Das Gegenteil ist der Fall. Die Undurchsichtigkeit und Versäumnisse, als Gesellschaft ein Wörtchen mitreden zu können, steigern die Wirklichkeit ins komplex Maximale. Es bleibt dann außerdem kaum Zeit, sich gütlich zu irren. Hinzu kommt, dass wir vielleicht bald schon bereuen könnten, dass wir dem Aufruf gefolgt sind, uns als Prosument am Befüllen des Internets zu beteiligen. Nämlich dann, wenn wir bis auf wenige Anekdoten selbst betroffen sind, weil der Datenschatz, den wir anhäuften, uns wie eine Lawine aus Perversionen die Luft raubt, die wir Freiheit nannten.

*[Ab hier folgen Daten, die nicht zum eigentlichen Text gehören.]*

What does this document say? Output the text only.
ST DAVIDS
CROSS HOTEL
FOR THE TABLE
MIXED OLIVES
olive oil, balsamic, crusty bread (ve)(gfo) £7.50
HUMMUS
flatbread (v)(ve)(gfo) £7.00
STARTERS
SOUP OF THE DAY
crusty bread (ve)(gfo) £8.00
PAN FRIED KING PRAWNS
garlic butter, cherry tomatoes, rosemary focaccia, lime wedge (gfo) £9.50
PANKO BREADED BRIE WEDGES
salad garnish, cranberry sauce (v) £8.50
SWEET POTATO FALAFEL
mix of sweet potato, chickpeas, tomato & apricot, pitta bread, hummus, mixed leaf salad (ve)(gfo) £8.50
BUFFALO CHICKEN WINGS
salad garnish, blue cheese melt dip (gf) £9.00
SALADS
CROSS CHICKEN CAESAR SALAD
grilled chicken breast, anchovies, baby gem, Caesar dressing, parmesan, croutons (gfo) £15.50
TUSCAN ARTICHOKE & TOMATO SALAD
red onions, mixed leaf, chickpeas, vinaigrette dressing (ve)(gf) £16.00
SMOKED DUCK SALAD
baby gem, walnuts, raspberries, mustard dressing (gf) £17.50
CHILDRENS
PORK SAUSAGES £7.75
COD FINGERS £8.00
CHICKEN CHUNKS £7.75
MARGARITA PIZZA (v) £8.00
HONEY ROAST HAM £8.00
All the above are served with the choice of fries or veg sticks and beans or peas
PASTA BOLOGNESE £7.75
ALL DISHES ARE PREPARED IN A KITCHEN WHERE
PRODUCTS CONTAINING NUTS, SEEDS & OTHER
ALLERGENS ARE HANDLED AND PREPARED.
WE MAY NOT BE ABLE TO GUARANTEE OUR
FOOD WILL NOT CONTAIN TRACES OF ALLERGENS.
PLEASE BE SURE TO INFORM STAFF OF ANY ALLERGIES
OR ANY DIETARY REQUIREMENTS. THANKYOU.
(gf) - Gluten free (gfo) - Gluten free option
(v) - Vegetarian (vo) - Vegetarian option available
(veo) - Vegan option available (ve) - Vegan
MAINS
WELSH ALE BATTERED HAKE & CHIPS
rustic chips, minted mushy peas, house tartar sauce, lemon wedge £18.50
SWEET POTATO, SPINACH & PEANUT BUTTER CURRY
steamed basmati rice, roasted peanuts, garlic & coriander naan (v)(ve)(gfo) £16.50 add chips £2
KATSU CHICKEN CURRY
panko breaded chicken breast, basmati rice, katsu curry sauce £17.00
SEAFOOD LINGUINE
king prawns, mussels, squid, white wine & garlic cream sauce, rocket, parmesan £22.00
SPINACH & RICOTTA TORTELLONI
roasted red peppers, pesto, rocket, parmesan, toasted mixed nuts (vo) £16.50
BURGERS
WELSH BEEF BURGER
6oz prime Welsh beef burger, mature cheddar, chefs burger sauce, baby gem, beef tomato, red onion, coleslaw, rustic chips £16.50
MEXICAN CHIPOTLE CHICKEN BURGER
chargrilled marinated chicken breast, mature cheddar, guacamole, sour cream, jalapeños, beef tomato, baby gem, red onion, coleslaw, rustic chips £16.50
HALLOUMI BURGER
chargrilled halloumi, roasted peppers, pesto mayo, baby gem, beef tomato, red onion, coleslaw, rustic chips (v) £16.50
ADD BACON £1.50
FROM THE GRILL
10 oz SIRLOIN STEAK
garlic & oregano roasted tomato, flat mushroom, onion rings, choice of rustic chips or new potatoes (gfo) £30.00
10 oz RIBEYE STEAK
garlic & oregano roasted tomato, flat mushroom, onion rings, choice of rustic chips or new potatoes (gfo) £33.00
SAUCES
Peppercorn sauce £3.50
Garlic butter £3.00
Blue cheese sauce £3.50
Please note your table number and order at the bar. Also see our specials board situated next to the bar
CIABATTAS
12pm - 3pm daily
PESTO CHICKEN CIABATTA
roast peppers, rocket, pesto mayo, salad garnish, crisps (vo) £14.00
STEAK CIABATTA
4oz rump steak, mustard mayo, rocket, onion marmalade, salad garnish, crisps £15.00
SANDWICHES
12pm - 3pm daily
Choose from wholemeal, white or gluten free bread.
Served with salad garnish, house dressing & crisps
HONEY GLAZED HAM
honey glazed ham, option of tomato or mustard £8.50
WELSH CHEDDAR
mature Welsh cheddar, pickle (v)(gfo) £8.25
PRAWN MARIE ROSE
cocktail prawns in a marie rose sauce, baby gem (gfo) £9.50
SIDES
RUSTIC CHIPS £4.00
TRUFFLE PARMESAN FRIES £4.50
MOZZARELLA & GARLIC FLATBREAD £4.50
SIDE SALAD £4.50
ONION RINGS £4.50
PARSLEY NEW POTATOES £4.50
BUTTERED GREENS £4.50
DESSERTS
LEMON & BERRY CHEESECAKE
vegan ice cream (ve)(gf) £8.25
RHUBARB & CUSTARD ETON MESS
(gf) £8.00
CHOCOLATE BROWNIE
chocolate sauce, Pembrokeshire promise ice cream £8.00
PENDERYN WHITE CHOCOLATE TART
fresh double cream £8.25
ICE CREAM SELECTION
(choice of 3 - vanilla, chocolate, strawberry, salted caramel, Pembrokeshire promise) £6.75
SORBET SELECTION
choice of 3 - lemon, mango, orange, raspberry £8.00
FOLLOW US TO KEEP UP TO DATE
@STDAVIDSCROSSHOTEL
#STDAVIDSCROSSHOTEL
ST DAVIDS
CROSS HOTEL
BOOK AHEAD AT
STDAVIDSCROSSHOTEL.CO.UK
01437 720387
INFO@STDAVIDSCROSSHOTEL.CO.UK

Der Mensch ist ein vernunftbegabtes Wesen mit emergenten Eigenschaften, die sich nicht als System verstehen lassen. Daher wirken auf mich alle Datenmodelle, mit denen wir glauben, künstlich intelligent zu sein, als unzureichend. Bitte nicht falsch verstehen. Sicher lässt sich die Intelligenz des Menschen steigern. Nicht die Maschinen, sondern wir werden schlauer, wenn wir jene geeigneten Nutzen (Use Cases) finden, um unser Hiersein neu zu rahmen. Bleibt die Moral auf der Strecke, weil wir das Aufkommen dieser neuen Dimensionen von Intelligenz hinsichtlich einer sich Weg bahnenden digitalen Dialektik nicht mehr Schritt halten, landen wir unweigerlich in der Ernüchterung eines instrumentellen Antirealismus und seinem totalitären Wirken, noch bevor wir von der sogenannten künstlichen Intelligenz profitiert haben.